Prof Edi menjelaskan, dari sisi kandungan gizi, sukun memiliki sejumlah keunggulan dibandingkan beberapa sumber karbohidrat lain. Buah ini kaya serat, memiliki indeks glikemik yang lebih rendah, serta mengandung vitamin C.
"Sejumlah penelitian juga menemukan kandungan vitamin A, folat, zat besi (Fe), dan seng (Zn) yang berperan dalam membantu memenuhi kebutuhan gizi dan mencegah stunting," kata ia.
Prof. Edi mengatakan, kandungan nutrisi sukun juga dinilai lebih baik dibandingkan singkong. Meski demikian, ia menekankan setiap bahan pangan memiliki keunggulan masing-masing sehingga tidak perlu dipertentangkan.
Selain bernilai gizi, sukun dinilai unggul karena mampu beradaptasi dengan berbagai kondisi lingkungan. Tanaman berbentuk pohon ini dapat tumbuh di daerah dengan curah hujan tinggi maupun wilayah kering seperti Nusa Tenggara Timur (NTT).
"Dengan perawatan yang relatif minim, pohon sukun tetap mampu berproduksi hampir sepanjang tahun," ujarnya.
Dari sisi ekonomi, Prof. Edi menilai sukun memiliki peluang besar untuk dikembangkan sebagai bahan baku industri pangan, terutama dalam bentuk tepung.
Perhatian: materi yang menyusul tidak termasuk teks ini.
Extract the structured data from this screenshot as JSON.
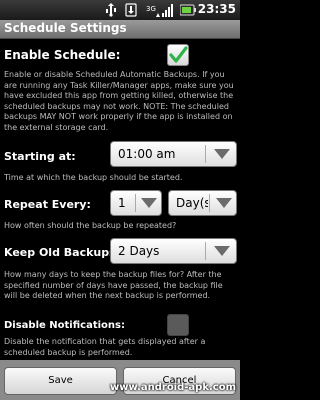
{
  "status_bar": {
    "time": "23:35",
    "icons": [
      "usb-icon",
      "download-icon",
      "network-3g-icon",
      "signal-icon",
      "battery-icon"
    ]
  },
  "window": {
    "title": "Schedule Settings"
  },
  "enable_schedule": {
    "label": "Enable Schedule:",
    "checked": true,
    "description": "Enable or disable Scheduled Automatic Backups. If you are running any Task Killer/Manager apps, make sure you have excluded this app from getting killed, otherwise the scheduled backups may not work. NOTE: The scheduled backups MAY NOT work properly if the app is installed on the external storage card."
  },
  "starting_at": {
    "label": "Starting at:",
    "value": "01:00 am",
    "description": "Time at which the backup should be started."
  },
  "repeat_every": {
    "label": "Repeat Every:",
    "number": "1",
    "unit": "Day(s",
    "description": "How often should the backup be repeated?"
  },
  "keep_old_backups": {
    "label": "Keep Old Backups:",
    "value": "2 Days",
    "description": "How many days to keep the backup files for? After the specified number of days have passed, the backup file will be deleted when the next backup is performed."
  },
  "disable_notifications": {
    "label": "Disable Notifications:",
    "checked": false,
    "description": "Disable the notification that gets displayed after a scheduled backup is performed."
  },
  "buttons": {
    "save": "Save",
    "cancel": "Cancel"
  },
  "watermark": "www.android-apk.com",
  "colors": {
    "check_green": "#2fb24a",
    "background": "#000000",
    "secondary_text": "#bdbdbd"
  }
}
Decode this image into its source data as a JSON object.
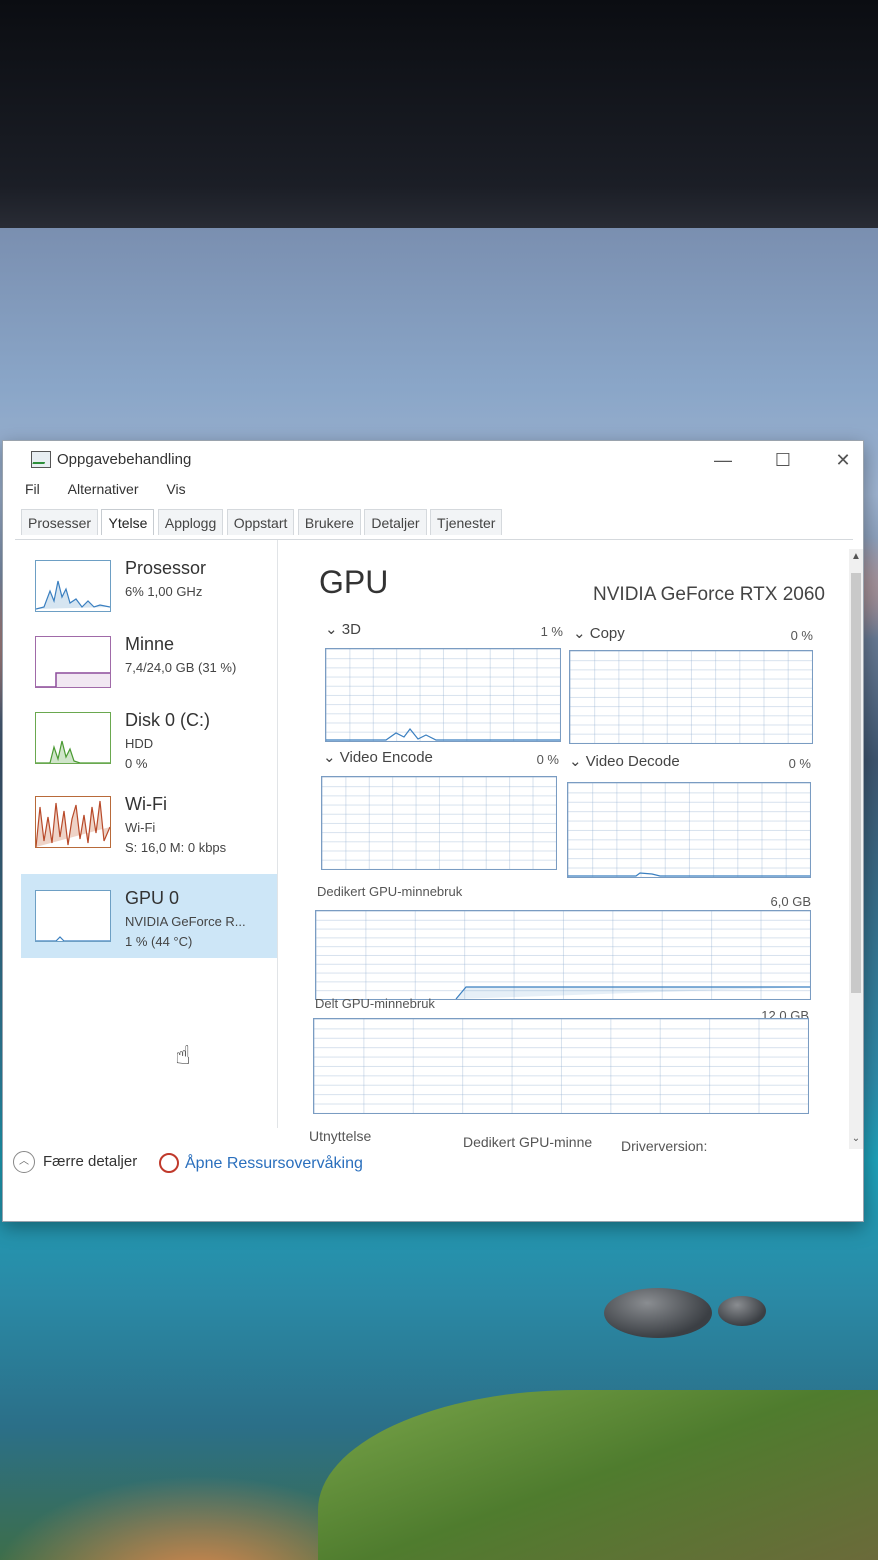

Tepung sukun dapat diolah menjadi berbagai produk, seperti roti, mi, hingga aneka makanan olahan lainnya, sehingga berpotensi memperluas pasar domestik maupun industri.
Sementara itu, untuk pasar ekspor buah segar, ia menilai masih dibutuhkan promosi yang lebih masif agar masyarakat internasional mengenal cara mengolah dan mengonsumsi sukun. Ia bilang, keberhasilan nangka menembus pasar global dapat menjadi contoh bagi pengembangan komoditas sukun.
Prof. Edi menambahkan penguatan promosi, budaya konsumsi, serta pengembangan industri menjadi kunci agar sukun semakin dikenal sebagai salah satu superfood asal Indonesia.
"Festival atau perlombaan berbasis sukun dapat menjadi langkah untuk meningkatkan popularitasnya. Media massa juga memiliki peran penting dalam mengenalkan sukun sebagai superfood Indonesia," katanya.